For the first time in 50 years, she and Dad are now in the same Sunday school class. Dad, a retired minister of education, teaches a large class of senior adults at First Baptist Church of Muskogee, Okla. It’s a class full of characters. He joked that Mom was simply moving from one group of ornery children to another. But he knows this unwanted change is no laughing matter.
Dad is a great teacher, but he also knows that every Sunday morning between 9:30 and 10:30 Mom’s mind is bound to wander back to her beloved second-graders, gathered in another building.
At home, Mom now has a lot more free time. Gone is the happy routine of preparing for each week’s Sunday school lesson: reading the Bible passage multiple times, learning the memory verse, studying the teaching guide, gathering resource materials, and meeting on Wednesday evenings with the other teachers to develop lesson plans and learning activities, make assignments and, most importantly, to discuss and pray for the needs of the children and their families.
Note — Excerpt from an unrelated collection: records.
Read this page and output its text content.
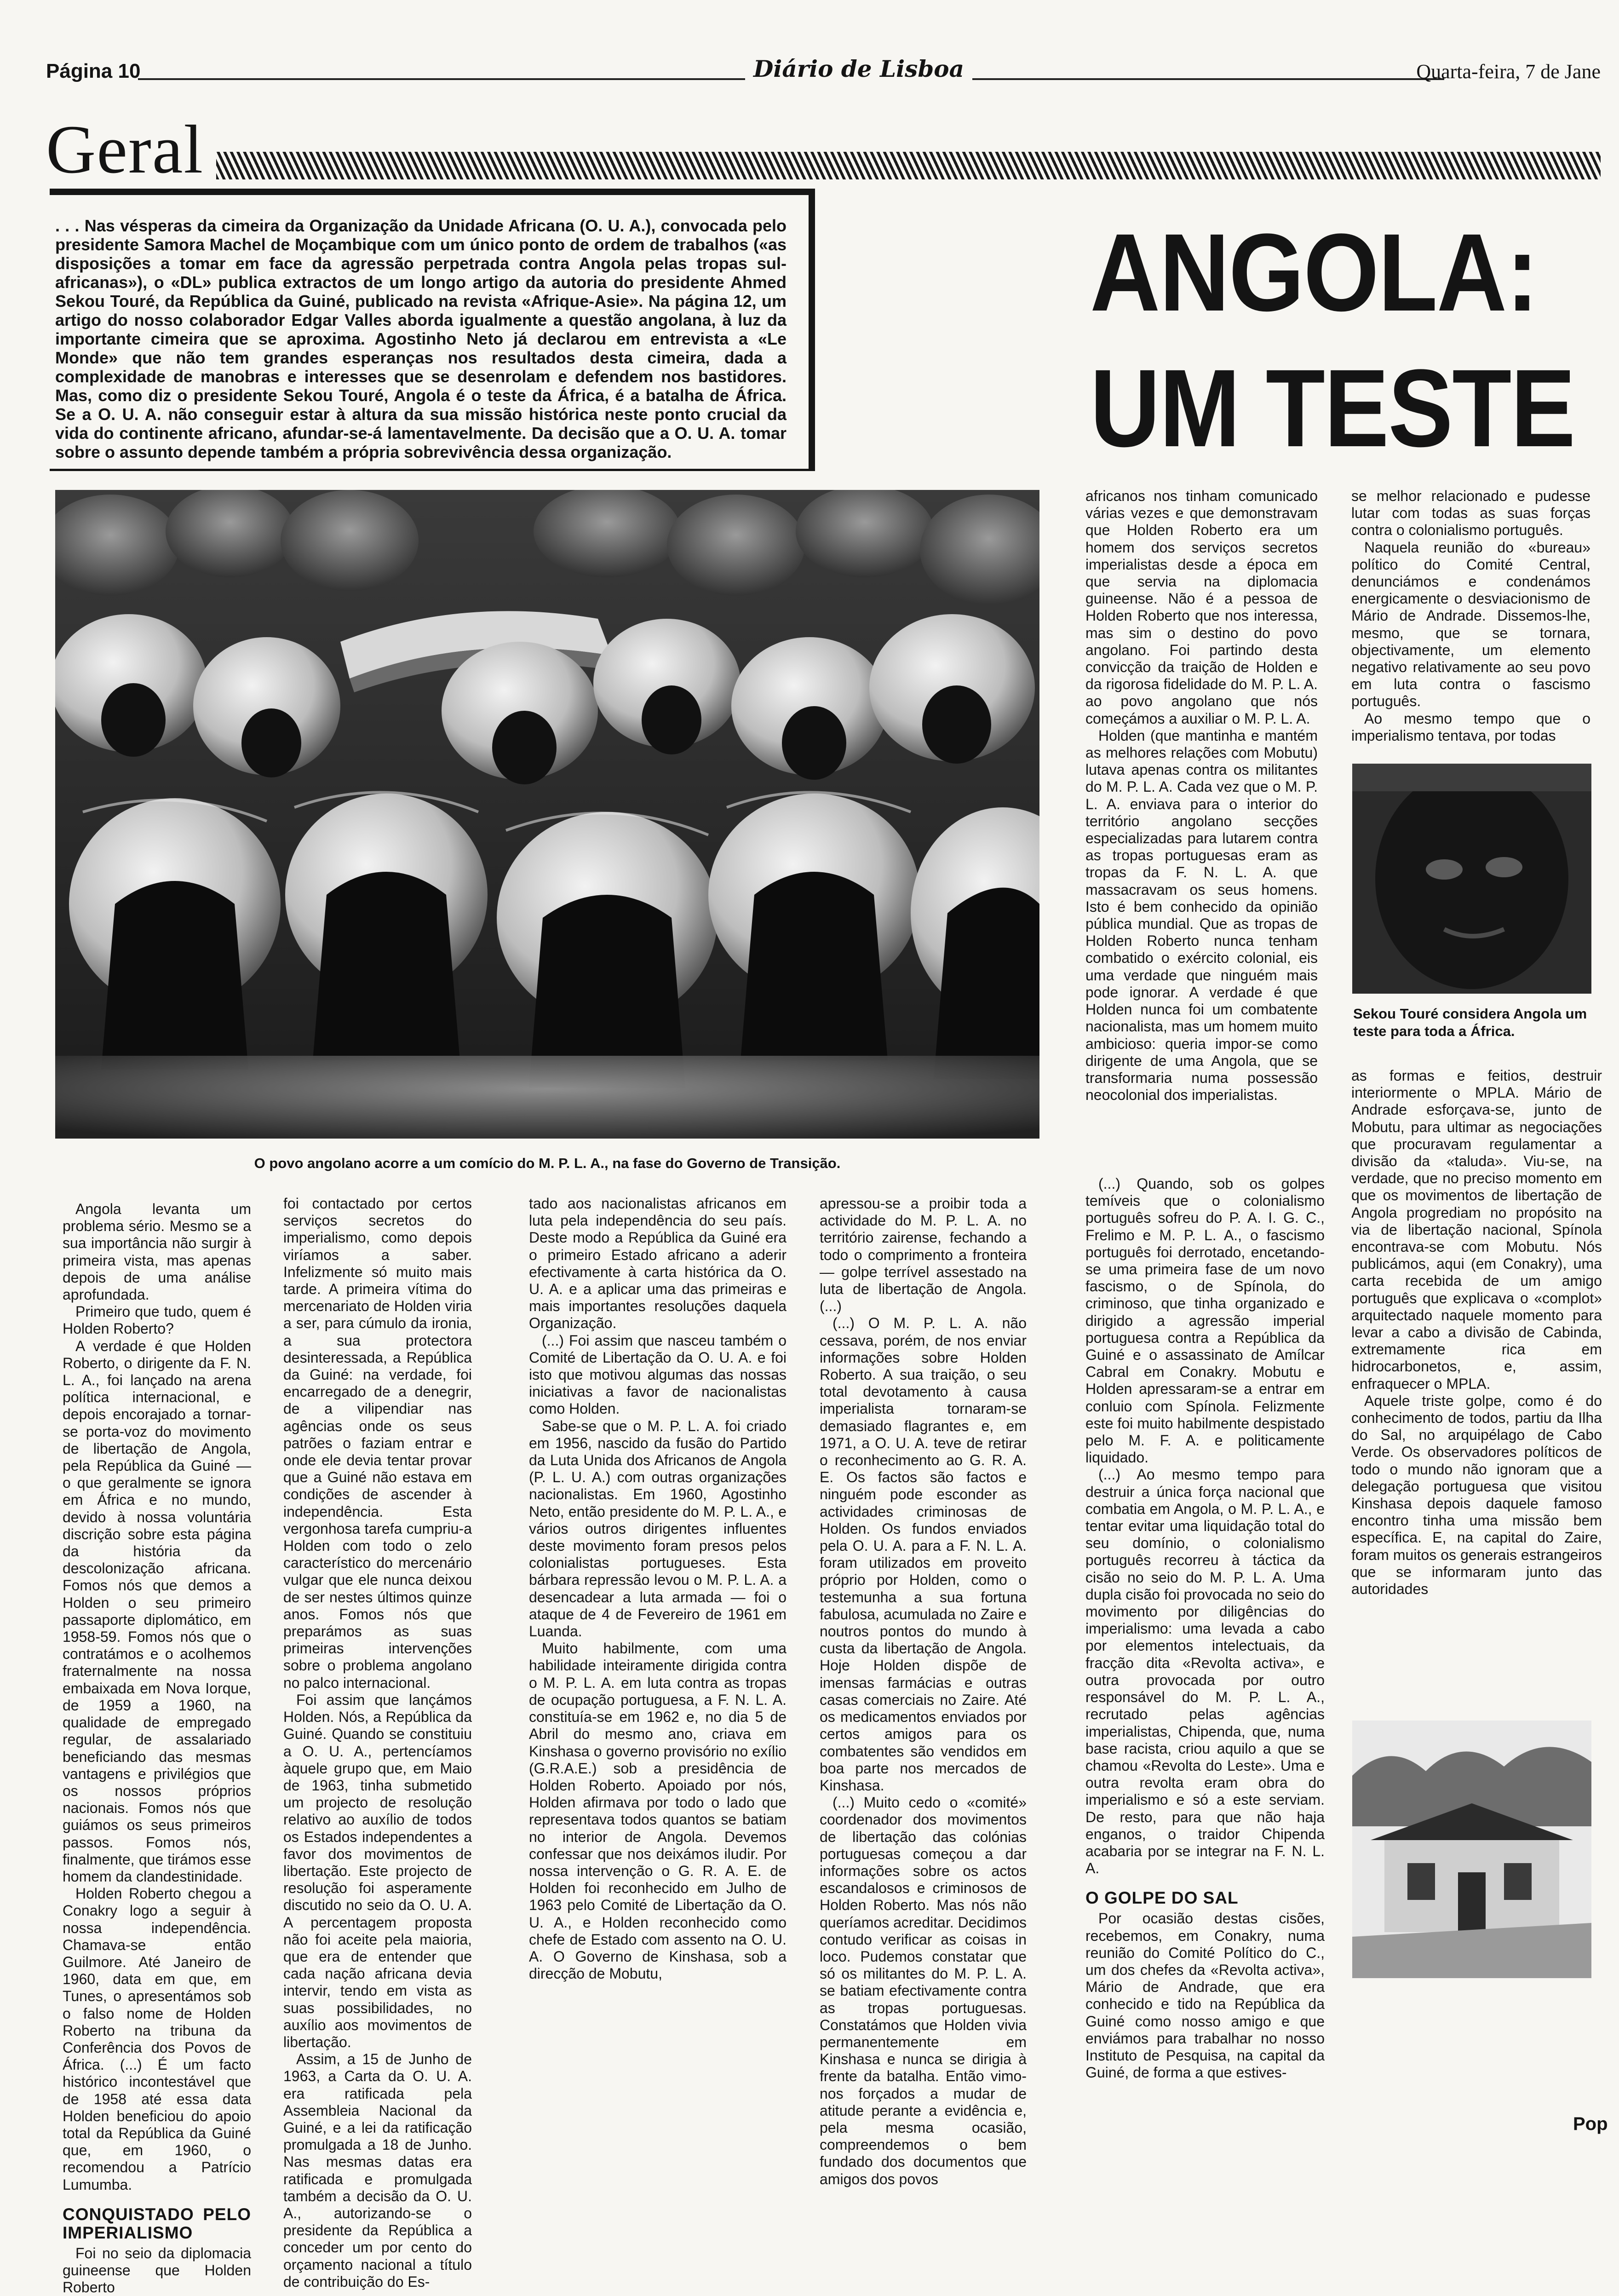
Página 10	Diário de Lisboa	Quarta-feira, 7 de Jane
Geral
. . . Nas vésperas da cimeira da Organização da Unidade Africana (O. U. A.), convocada pelo presidente Samora Machel de Moçambique com um único ponto de ordem de trabalhos («as disposições a tomar em face da agressão perpetrada contra Angola pelas tropas sul-africanas»), o «DL» publica extractos de um longo artigo da autoria do presidente Ahmed Sekou Touré, da República da Guiné, publicado na revista «Afrique-Asie». Na página 12, um artigo do nosso colaborador Edgar Valles aborda igualmente a questão angolana, à luz da importante cimeira que se aproxima. Agostinho Neto já declarou em entrevista a «Le Monde» que não tem grandes esperanças nos resultados desta cimeira, dada a complexidade de manobras e interesses que se desenrolam e defendem nos bastidores. Mas, como diz o presidente Sekou Touré, Angola é o teste da África, é a batalha de África. Se a O. U. A. não conseguir estar à altura da sua missão histórica neste ponto crucial da vida do continente africano, afundar-se-á lamentavelmente. Da decisão que a O. U. A. tomar sobre o assunto depende também a própria sobrevivência dessa organização.
ANGOLA:
UM TESTE
O povo angolano acorre a um comício do M. P. L. A., na fase do Governo de Transição.
Sekou Touré considera Angola um teste para toda a África.

Angola levanta um problema sério. Mesmo se a sua importância não surgir à primeira vista, mas apenas depois de uma análise aprofundada.

Primeiro que tudo, quem é Holden Roberto?

A verdade é que Holden Roberto, o dirigente da F. N. L. A., foi lançado na arena política internacional, e depois encorajado a tornar-se porta-voz do movimento de libertação de Angola, pela República da Guiné — o que geralmente se ignora em África e no mundo, devido à nossa voluntária discrição sobre esta página da história da descolonização africana. Fomos nós que demos a Holden o seu primeiro passaporte diplomático, em 1958-59. Fomos nós que o contratámos e o acolhemos fraternalmente na nossa embaixada em Nova Iorque, de 1959 a 1960, na qualidade de empregado regular, de assalariado beneficiando das mesmas vantagens e privilégios que os nossos próprios nacionais. Fomos nós que guiámos os seus primeiros passos. Fomos nós, finalmente, que tirámos esse homem da clandestinidade.

Holden Roberto chegou a Conakry logo a seguir à nossa independência. Chamava-se então Guilmore. Até Janeiro de 1960, data em que, em Tunes, o apresentámos sob o falso nome de Holden Roberto na tribuna da Conferência dos Povos de África. (...) É um facto histórico incontestável que de 1958 até essa data Holden beneficiou do apoio total da República da Guiné que, em 1960, o recomendou a Patrício Lumumba.

CONQUISTADO PELO IMPERIALISMO

Foi no seio da diplomacia guineense que Holden Roberto

foi contactado por certos serviços secretos do imperialismo, como depois viríamos a saber. Infelizmente só muito mais tarde. A primeira vítima do mercenariato de Holden viria a ser, para cúmulo da ironia, a sua protectora desinteressada, a República da Guiné: na verdade, foi encarregado de a denegrir, de a vilipendiar nas agências onde os seus patrões o faziam entrar e onde ele devia tentar provar que a Guiné não estava em condições de ascender à independência. Esta vergonhosa tarefa cumpriu-a Holden com todo o zelo característico do mercenário vulgar que ele nunca deixou de ser nestes últimos quinze anos. Fomos nós que preparámos as suas primeiras intervenções sobre o problema angolano no palco internacional.

Foi assim que lançámos Holden. Nós, a República da Guiné. Quando se constituiu a O. U. A., pertencíamos àquele grupo que, em Maio de 1963, tinha submetido um projecto de resolução relativo ao auxílio de todos os Estados independentes a favor dos movimentos de libertação. Este projecto de resolução foi asperamente discutido no seio da O. U. A. A percentagem proposta não foi aceite pela maioria, que era de entender que cada nação africana devia intervir, tendo em vista as suas possibilidades, no auxílio aos movimentos de libertação.

Assim, a 15 de Junho de 1963, a Carta da O. U. A. era ratificada pela Assembleia Nacional da Guiné, e a lei da ratificação promulgada a 18 de Junho. Nas mesmas datas era ratificada e promulgada também a decisão da O. U. A., autorizando-se o presidente da República a conceder um por cento do orçamento nacional a título de contribuição do Es-

tado aos nacionalistas africanos em luta pela independência do seu país. Deste modo a República da Guiné era o primeiro Estado africano a aderir efectivamente à carta histórica da O. U. A. e a aplicar uma das primeiras e mais importantes resoluções daquela Organização.

(...) Foi assim que nasceu também o Comité de Libertação da O. U. A. e foi isto que motivou algumas das nossas iniciativas a favor de nacionalistas como Holden.

Sabe-se que o M. P. L. A. foi criado em 1956, nascido da fusão do Partido da Luta Unida dos Africanos de Angola (P. L. U. A.) com outras organizações nacionalistas. Em 1960, Agostinho Neto, então presidente do M. P. L. A., e vários outros dirigentes influentes deste movimento foram presos pelos colonialistas portugueses. Esta bárbara repressão levou o M. P. L. A. a desencadear a luta armada — foi o ataque de 4 de Fevereiro de 1961 em Luanda.

Muito habilmente, com uma habilidade inteiramente dirigida contra o M. P. L. A. em luta contra as tropas de ocupação portuguesa, a F. N. L. A. constituía-se em 1962 e, no dia 5 de Abril do mesmo ano, criava em Kinshasa o governo provisório no exílio (G.R.A.E.) sob a presidência de Holden Roberto. Apoiado por nós, Holden afirmava por todo o lado que representava todos quantos se batiam no interior de Angola. Devemos confessar que nos deixámos iludir. Por nossa intervenção o G. R. A. E. de Holden foi reconhecido em Julho de 1963 pelo Comité de Libertação da O. U. A., e Holden reconhecido como chefe de Estado com assento na O. U. A. O Governo de Kinshasa, sob a direcção de Mobutu,

apressou-se a proibir toda a actividade do M. P. L. A. no território zairense, fechando a todo o comprimento a fronteira — golpe terrível assestado na luta de libertação de Angola. (...)

(...) O M. P. L. A. não cessava, porém, de nos enviar informações sobre Holden Roberto. A sua traição, o seu total devotamento à causa imperialista tornaram-se demasiado flagrantes e, em 1971, a O. U. A. teve de retirar o reconhecimento ao G. R. A. E. Os factos são factos e ninguém pode esconder as actividades criminosas de Holden. Os fundos enviados pela O. U. A. para a F. N. L. A. foram utilizados em proveito próprio por Holden, como o testemunha a sua fortuna fabulosa, acumulada no Zaire e noutros pontos do mundo à custa da libertação de Angola. Hoje Holden dispõe de imensas farmácias e outras casas comerciais no Zaire. Até os medicamentos enviados por certos amigos para os combatentes são vendidos em boa parte nos mercados de Kinshasa.

(...) Muito cedo o «comité» coordenador dos movimentos de libertação das colónias portuguesas começou a dar informações sobre os actos escandalosos e criminosos de Holden Roberto. Mas nós não queríamos acreditar. Decidimos contudo verificar as coisas in loco. Pudemos constatar que só os militantes do M. P. L. A. se batiam efectivamente contra as tropas portuguesas. Constatámos que Holden vivia permanentemente em Kinshasa e nunca se dirigia à frente da batalha. Então vimo-nos forçados a mudar de atitude perante a evidência e, pela mesma ocasião, compreendemos o bem fundado dos documentos que amigos dos povos

africanos nos tinham comunicado várias vezes e que demonstravam que Holden Roberto era um homem dos serviços secretos imperialistas desde a época em que servia na diplomacia guineense. Não é a pessoa de Holden Roberto que nos interessa, mas sim o destino do povo angolano. Foi partindo desta convicção da traição de Holden e da rigorosa fidelidade do M. P. L. A. ao povo angolano que nós começámos a auxiliar o M. P. L. A.

Holden (que mantinha e mantém as melhores relações com Mobutu) lutava apenas contra os militantes do M. P. L. A. Cada vez que o M. P. L. A. enviava para o interior do território angolano secções especializadas para lutarem contra as tropas portuguesas eram as tropas da F. N. L. A. que massacravam os seus homens. Isto é bem conhecido da opinião pública mundial. Que as tropas de Holden Roberto nunca tenham combatido o exército colonial, eis uma verdade que ninguém mais pode ignorar. A verdade é que Holden nunca foi um combatente nacionalista, mas um homem muito ambicioso: queria impor-se como dirigente de uma Angola, que se transformaria numa possessão neocolonial dos imperialistas.

(...) Quando, sob os golpes temíveis que o colonialismo português sofreu do P. A. I. G. C., Frelimo e M. P. L. A., o fascismo português foi derrotado, encetando-se uma primeira fase de um novo fascismo, o de Spínola, do criminoso, que tinha organizado e dirigido a agressão imperial portuguesa contra a República da Guiné e o assassinato de Amílcar Cabral em Conakry. Mobutu e Holden apressaram-se a entrar em conluio com Spínola. Felizmente este foi muito habilmente despistado pelo M. F. A. e politicamente liquidado.

(...) Ao mesmo tempo para destruir a única força nacional que combatia em Angola, o M. P. L. A., e tentar evitar uma liquidação total do seu domínio, o colonialismo português recorreu à táctica da cisão no seio do M. P. L. A. Uma dupla cisão foi provocada no seio do movimento por diligências do imperialismo: uma levada a cabo por elementos intelectuais, da fracção dita «Revolta activa», e outra provocada por outro responsável do M. P. L. A., recrutado pelas agências imperialistas, Chipenda, que, numa base racista, criou aquilo a que se chamou «Revolta do Leste». Uma e outra revolta eram obra do imperialismo e só a este serviam. De resto, para que não haja enganos, o traidor Chipenda acabaria por se integrar na F. N. L. A.

O GOLPE DO SAL

Por ocasião destas cisões, recebemos, em Conakry, numa reunião do Comité Político do C., um dos chefes da «Revolta activa», Mário de Andrade, que era conhecido e tido na República da Guiné como nosso amigo e que enviámos para trabalhar no nosso Instituto de Pesquisa, na capital da Guiné, de forma a que estives-

se melhor relacionado e pudesse lutar com todas as suas forças contra o colonialismo português.

Naquela reunião do «bureau» político do Comité Central, denunciámos e condenámos energicamente o desviacionismo de Mário de Andrade. Dissemos-lhe, mesmo, que se tornara, objectivamente, um elemento negativo relativamente ao seu povo em luta contra o fascismo português.

Ao mesmo tempo que o imperialismo tentava, por todas

as formas e feitios, destruir interiormente o MPLA. Mário de Andrade esforçava-se, junto de Mobutu, para ultimar as negociações que procuravam regulamentar a divisão da «taluda». Viu-se, na verdade, que no preciso momento em que os movimentos de libertação de Angola progrediam no propósito na via de libertação nacional, Spínola encontrava-se com Mobutu. Nós publicámos, aqui (em Conakry), uma carta recebida de um amigo português que explicava o «complot» arquitectado naquele momento para levar a cabo a divisão de Cabinda, extremamente rica em hidrocarbonetos, e, assim, enfraquecer o MPLA.

Aquele triste golpe, como é do conhecimento de todos, partiu da Ilha do Sal, no arquipélago de Cabo Verde. Os observadores políticos de todo o mundo não ignoram que a delegação portuguesa que visitou Kinshasa depois daquele famoso encontro tinha uma missão bem específica. E, na capital do Zaire, foram muitos os generais estrangeiros que se informaram junto das autoridades

Pop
For many years, Mom made sure to visit each new class member during the week or two before Promotion Sunday. She remembers, in a very different era in America, spending one hot summer day visiting the homes of 19 or 20 incoming second-graders — and finding someone at home in every case.
For all these years, her favorite part of teaching has always been telling the Bible story. After saying the story aloud at home five or six times during the week, she would sit on Sunday morning in “large group” with the children around her, the Bible in her lap open to that week’s passage, to tell the Bible story in the language of second-graders.
Now, after some 2,500 weekly Bible stories; hundreds of home visits, phone calls and postcards; dozens of trips to “Sunday School Week” at Glorieta Baptist Conference Center in New Mexico; and countless prayers, Mom has quietly retired.
There are no awards, no fanfare, no applause. But the ripples of her life — and her love of children in Jesus’ name — have quietly touched the lives of hundreds, including children whose parents once sat in a semi-circle on Sunday mornings to hear Mrs. Wilkinson tell the Bible story.
They and I share something in common. We have heard God’s story told by a faithful Bible teacher. And we have seen the love of God in a mother’s eyes.